Join the Esperanza Peace and Justice Center as it hosts a plática about the Museo del Westside and its inaugural online exhibit “Women and Activism in the Westside.” The exhibit tells a more inclusive story of women who marched, boycotted and rallied for social change. Women, who organized church tamaladas, circulated petitions and spoke out at city council meetings. Women who led school PTAs and shared their homes with families displaced by flooded neighborhoods. Women who celebrated their identity and culture and challenged male dominated industries. Politicians, neighborhood activists, educators, labor leaders, journalists, ranchera singers and carpa performers. Women who intentionally worked toward the change they wished to see. Women who acted on what they believe. Women who are remembered by their daughters and granddaughters, who are vital members of la comunidad del Westside. You can see the exhibit here:
Speakers include co-curators Donna Guerra and Laura Hernández-Ehrisman, who will give a brief guided tour of highlights from the virtual exhibit, and then will facilitate a conversation with four distinguished guests:
• Community activist María Berriozábal, who was the first Latina to serve on the San Antonio city council and who is profiled in the exhibit along with her abuela, community and church activist Sebastiana Ramírez Rodríguez: • Writer, performance artist and professor Dr. Carmen Tafolla, who has written over thirty books and was named State Poet Laureate of Texas, who is also profiled in the exhibit; • Archeologist Dr. Mary Jo Galindo, owner of Galindo Environmental Consulting, LLC based in Austin, Texas, who shared the story of her abuela, radio announcer and civil rights activist María Rebecca Latigo de Hernández. • Community activist Ramón Vasquez, Executive Director of the American Indians in Texas at the Spanish Colonial Missions and a member of the Tap Pilam Coahuiltecan Nation, who shares his memories of his abuela, labor activist Olivia Sánchez Zamarripa.
About the Co-Curators:
Laura Hernández-Ehrisman is a cultural historian who lives in Austin, with a PhD in American Studies from the University of Texas at Austin. She was an Associate Professor at St. Edward’s University for twelve years, and has written extensively on San Antonio’s history. Her book Inventing the Fiesta City: Heritage and Carnival in San Antonio was published by the University of New Mexico Press in 2008, and released as a paperback in 2016. She is currently working on a manuscript on the social history of Latinx workers at Kelly Air Force Base.

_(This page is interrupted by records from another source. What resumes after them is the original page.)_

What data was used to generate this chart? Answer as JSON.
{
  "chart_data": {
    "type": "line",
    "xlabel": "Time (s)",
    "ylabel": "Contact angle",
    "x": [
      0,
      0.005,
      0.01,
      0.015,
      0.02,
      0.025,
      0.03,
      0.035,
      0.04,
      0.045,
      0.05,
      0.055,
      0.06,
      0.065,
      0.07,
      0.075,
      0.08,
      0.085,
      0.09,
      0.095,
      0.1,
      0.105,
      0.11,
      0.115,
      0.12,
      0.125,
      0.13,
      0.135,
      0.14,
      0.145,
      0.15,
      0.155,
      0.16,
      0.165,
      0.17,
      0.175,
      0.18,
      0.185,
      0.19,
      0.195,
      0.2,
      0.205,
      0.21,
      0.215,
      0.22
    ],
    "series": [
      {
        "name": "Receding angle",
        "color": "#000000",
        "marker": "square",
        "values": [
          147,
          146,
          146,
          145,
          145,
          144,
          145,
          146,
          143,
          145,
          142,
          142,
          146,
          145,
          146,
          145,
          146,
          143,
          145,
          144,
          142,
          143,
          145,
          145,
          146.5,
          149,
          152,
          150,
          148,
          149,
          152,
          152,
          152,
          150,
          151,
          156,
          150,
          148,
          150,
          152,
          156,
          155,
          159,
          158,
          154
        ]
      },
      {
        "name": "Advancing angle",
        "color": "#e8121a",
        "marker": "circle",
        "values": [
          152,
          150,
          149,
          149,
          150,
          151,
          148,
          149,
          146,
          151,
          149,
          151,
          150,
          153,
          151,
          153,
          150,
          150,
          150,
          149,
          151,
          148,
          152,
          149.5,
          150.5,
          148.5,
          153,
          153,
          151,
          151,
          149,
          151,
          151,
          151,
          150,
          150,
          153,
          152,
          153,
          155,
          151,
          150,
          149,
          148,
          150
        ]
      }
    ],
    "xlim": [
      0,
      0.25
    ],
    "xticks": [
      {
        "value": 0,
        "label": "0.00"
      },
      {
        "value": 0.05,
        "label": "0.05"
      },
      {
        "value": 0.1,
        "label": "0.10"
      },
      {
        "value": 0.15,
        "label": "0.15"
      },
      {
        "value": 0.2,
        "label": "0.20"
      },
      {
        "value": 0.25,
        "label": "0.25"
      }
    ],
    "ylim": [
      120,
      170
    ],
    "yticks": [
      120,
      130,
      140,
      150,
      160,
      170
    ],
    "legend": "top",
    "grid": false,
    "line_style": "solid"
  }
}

Donna Guerra is a certified archivist with over 20 years experience as a professional and consulting archivist, working with university, government and private archival repositories. She is also an experienced cultural heritage researcher, a member of the Westside Preservation Alliance, and serves on the Advisory Board of the Museo del Westside.
We invite you to join our conversation. The Museo del Westside, a project of the Esperanza Peace and Justice Center, is dedicated to preserving and presenting the unique history, heritage, culture, pride, work ethic, and diverse experiences of la gente del Westside. We hope to increase understanding and appreciation of the neighborhood and its people in order to create a more vibrant future for our community.
The Museo is currently in development at the historic Ruben’s Ice House, located at the Rinconcito de Esperanza at 816 S Colorado Street, in the heart of San Antonio’s Westside. As a community participatory museum, we invite the community to join in developing the museum’s exhibits and programs.